Over the past year, during which Tallow was assessed by Transparency International as having scored 100% in ‘reporting on anti-corruption programmes’ , the company has delivered workshops and training to over 200 staff and suppliers involved in contract management and both staff and business partners are encouraged to raise concerns about actual or potential breaches of the company’s Code of Business Conduct, anonymously if they wish, through the company’s ‘Speaking Up’ channels.

“With an anti-corruption programme in place we are able to demonstrate to our stakeholders, both internal and external, how we are living our values,” says Aubeelack. 

***

GoodCorporation recommends the following three-stage approach:

Stage One: Screening
• Undertake a careful risk-based assessment of all suppliers – new and old – to identify those that pose a real threat to the organisation.
• Use a carefully designed decision tree covering the following areas:
• Do the third party’s services include helping to obtain, promote or expedite sales?
• Has the third party been independently sourced or recommended by a public official/client?
• Do the third party’s services involve freight forwarding or customs clearance and might they subcontract this process?
• Does the third party obtain any kind of government permit on the company’s behalf or might they use agents to do so?
• Do the third party’s services involve lobbying or interacting with government or public bodies on your behalf?
• Does the third party source goods or services
• Is the third party paid a success fee?
• If the answer to any of the above is YES a due diligence risk assessment should be completed.

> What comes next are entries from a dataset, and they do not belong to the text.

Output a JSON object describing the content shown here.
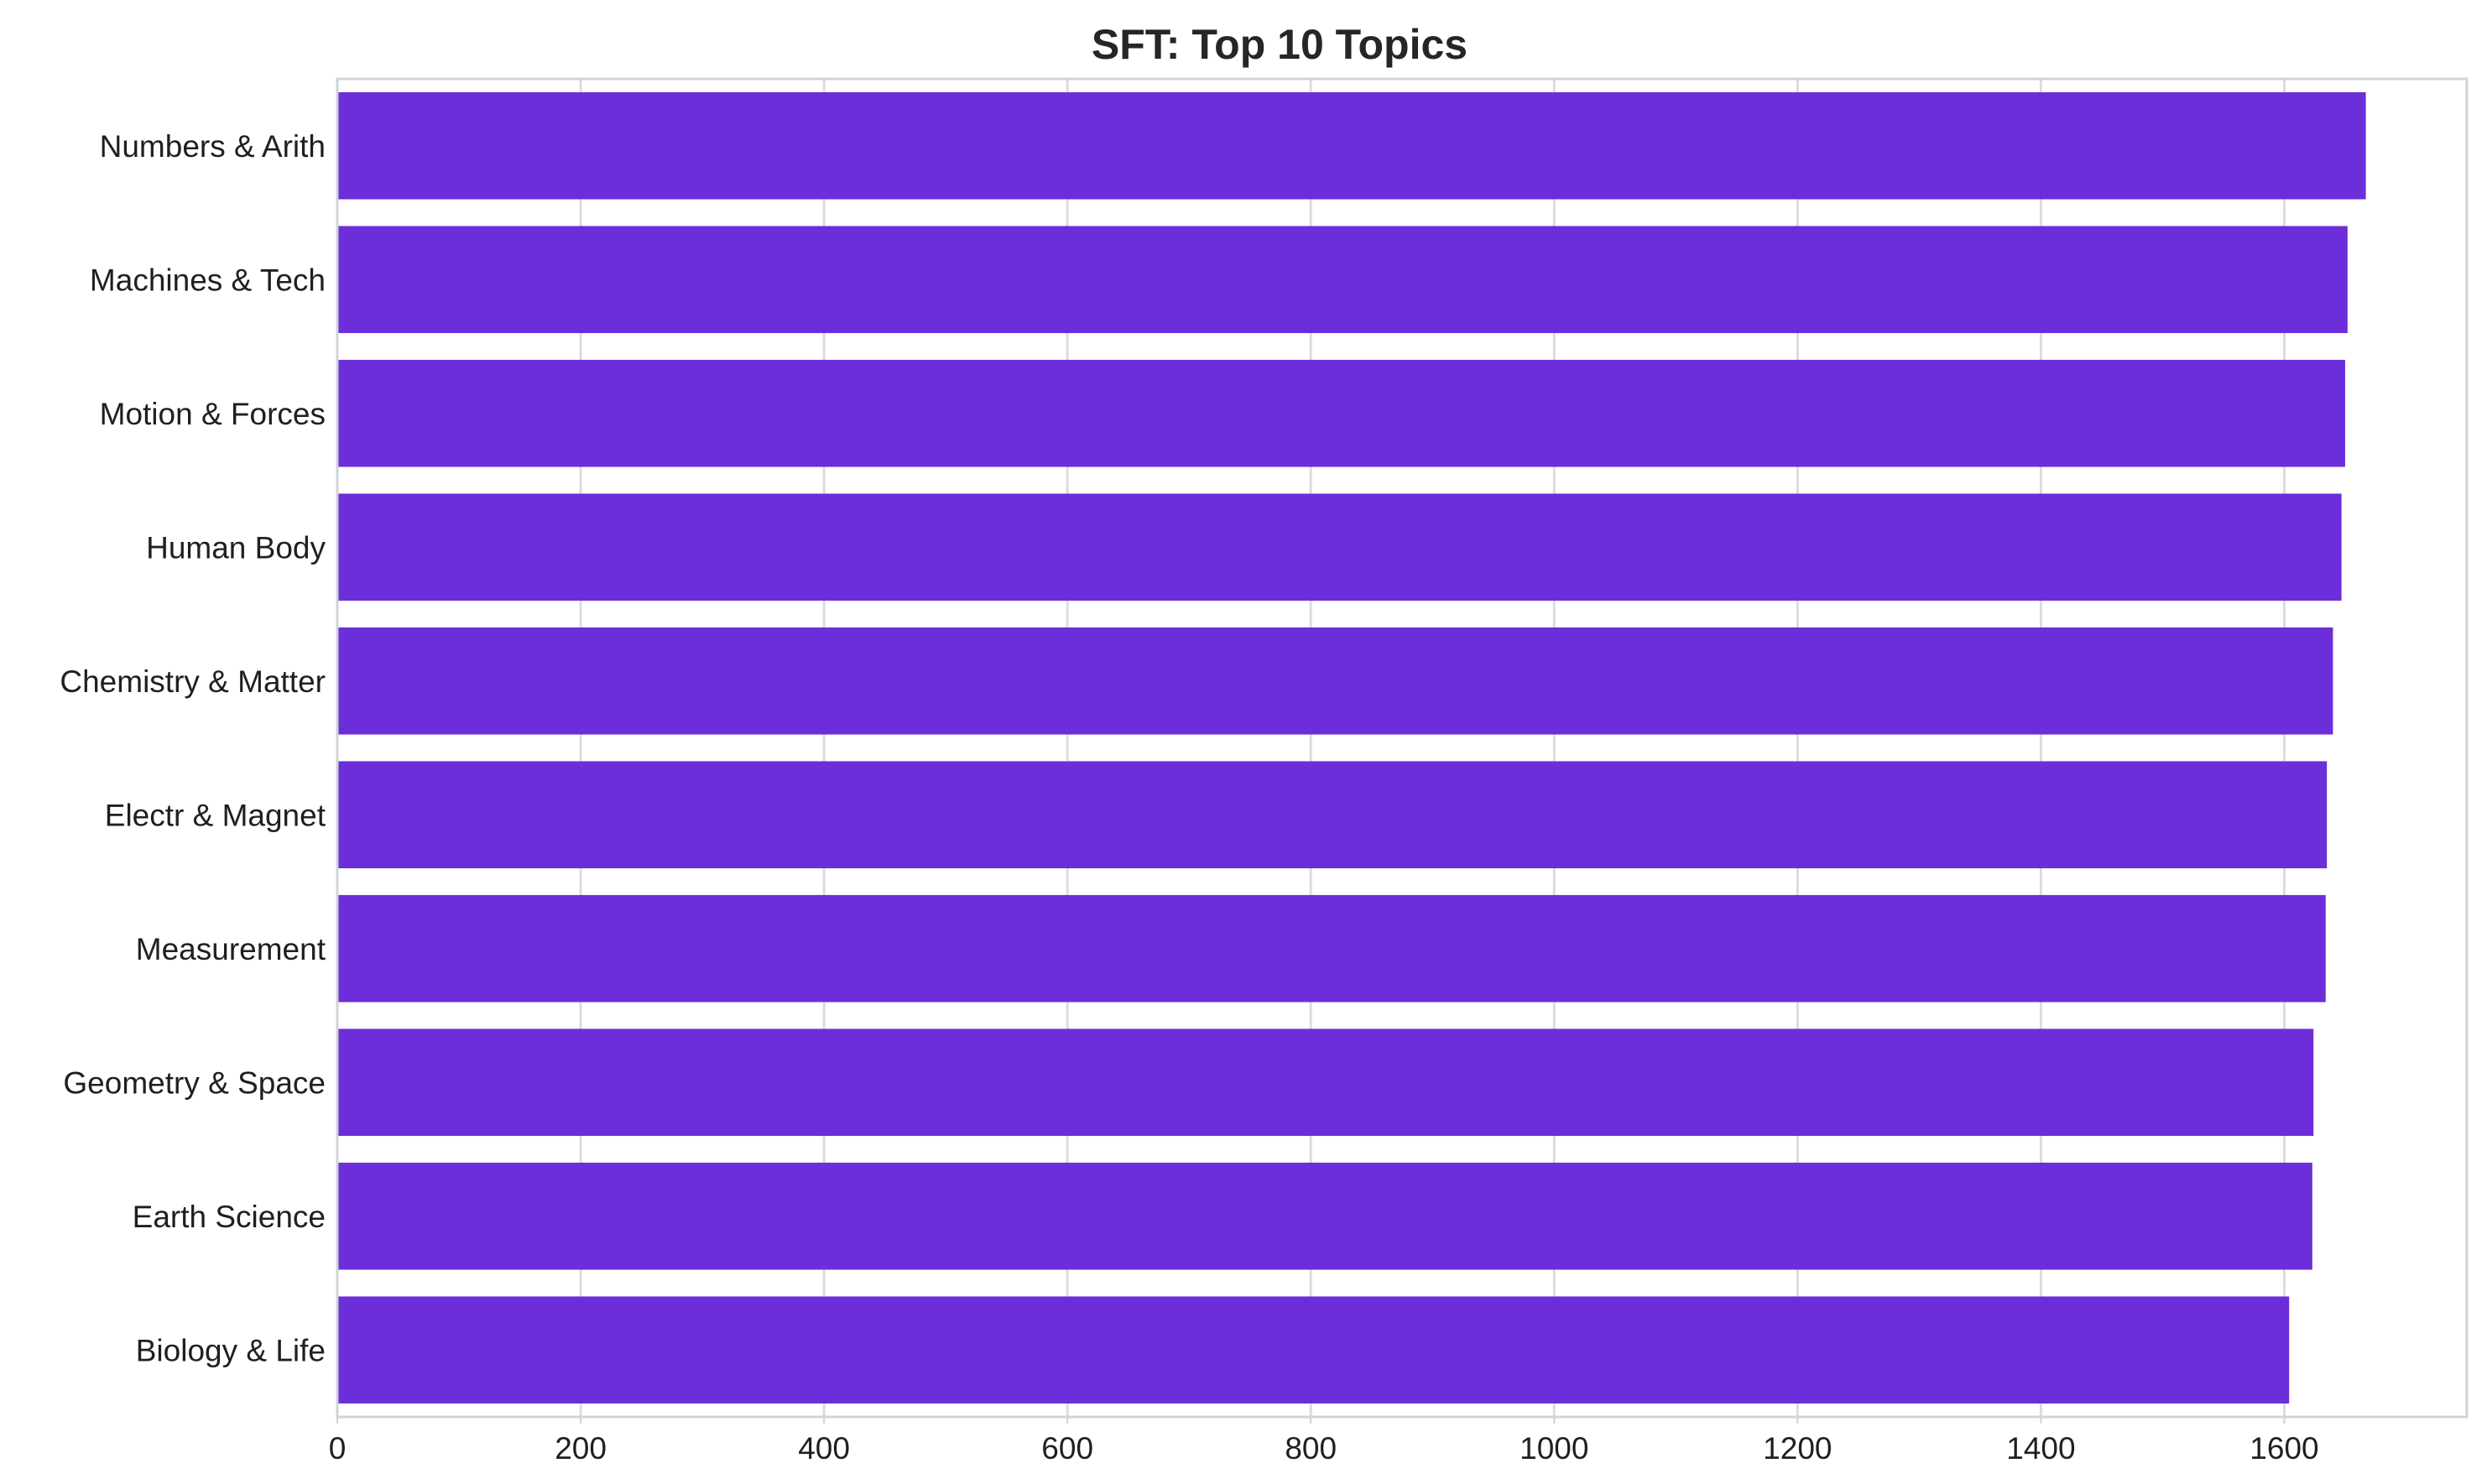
{
  "chart_data": {
    "type": "bar",
    "orientation": "horizontal",
    "title": "SFT: Top 10 Topics",
    "xlabel": "",
    "ylabel": "",
    "categories": [
      "Numbers & Arith",
      "Machines & Tech",
      "Motion & Forces",
      "Human Body",
      "Chemistry & Matter",
      "Electr & Magnet",
      "Measurement",
      "Geometry & Space",
      "Earth Science",
      "Biology & Life"
    ],
    "values": [
      1667,
      1652,
      1650,
      1647,
      1640,
      1635,
      1634,
      1624,
      1623,
      1604
    ],
    "xlim": [
      0,
      1750
    ],
    "xticks": [
      0,
      200,
      400,
      600,
      800,
      1000,
      1200,
      1400,
      1600
    ],
    "xtick_labels": [
      "0",
      "200",
      "400",
      "600",
      "800",
      "1000",
      "1200",
      "1400",
      "1600"
    ],
    "grid": true,
    "legend": "none",
    "bar_color": "#6c2ed8"
  }
}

Stage Two: Initial Risk Assessment
• The due diligence risk assessment should covering the following subjects, some of which will require a questionnaire to the supplier:
• Is the third party delivering its services in a high or medium-risk country?
• Are the third party’s owners/managers/close associates current or former public officials/politically connected or subject to sanctions?
• Has the third party any previous connection with the contracting company?
• Is the third party subject to any investigations or convictions relating to bribery or corruption?
• Has the third party requested non-standard remuneration?
• Does the third party have an acceptable/robust anti-bribery policies/code of conduct?
• Would this contract represent a substantial share of the third party’s business?
• Could the third party provide three referees from existing customers?
• If the answer to more than one of the above is YES, risk based due diligence follow-up is required.

Stage three: Risk-Based Due Diligence
This could involve all or some of the following:
• Verification of the information provided in the due diligence questionnaire
• Telephone follow-up of any references provided
• On-site interviews and independent background checks for those that cause the greatest concern
• In the event of negative or incomplete feedback from the risk-based due diligence, the supplier should NOT BE SELECTED
Post selection controls to mitigate risk
• Once selected there should be a process in place to communicate the organisation’s responsible business principles and ensure that the supplier abides by these or their own equivalent principles
• Offer training/coaching to strengthen third party ABC controls
• Ensure that there is a policy in place not to offer, pay, solicit or accept bribes in any form to or from suppliers either directly or indirectly
• Ensure that the exchanging of gifts and hospitality complies with the organisation’s own local policy on gifts and entertainment
• Agree a process of monitoring and engagement to ensure compliance with anti-corruption controls and procedures
• Establish auditing rights to ensure that high-risk suppliers can be assessed as required
• Ensure regular and open dialogue with suppliers
Ensure third parties are aware of the organisation’s speak-up system so that any concerns regarding the breaches of anti-corruption procedures can be raised through the appropriate channels.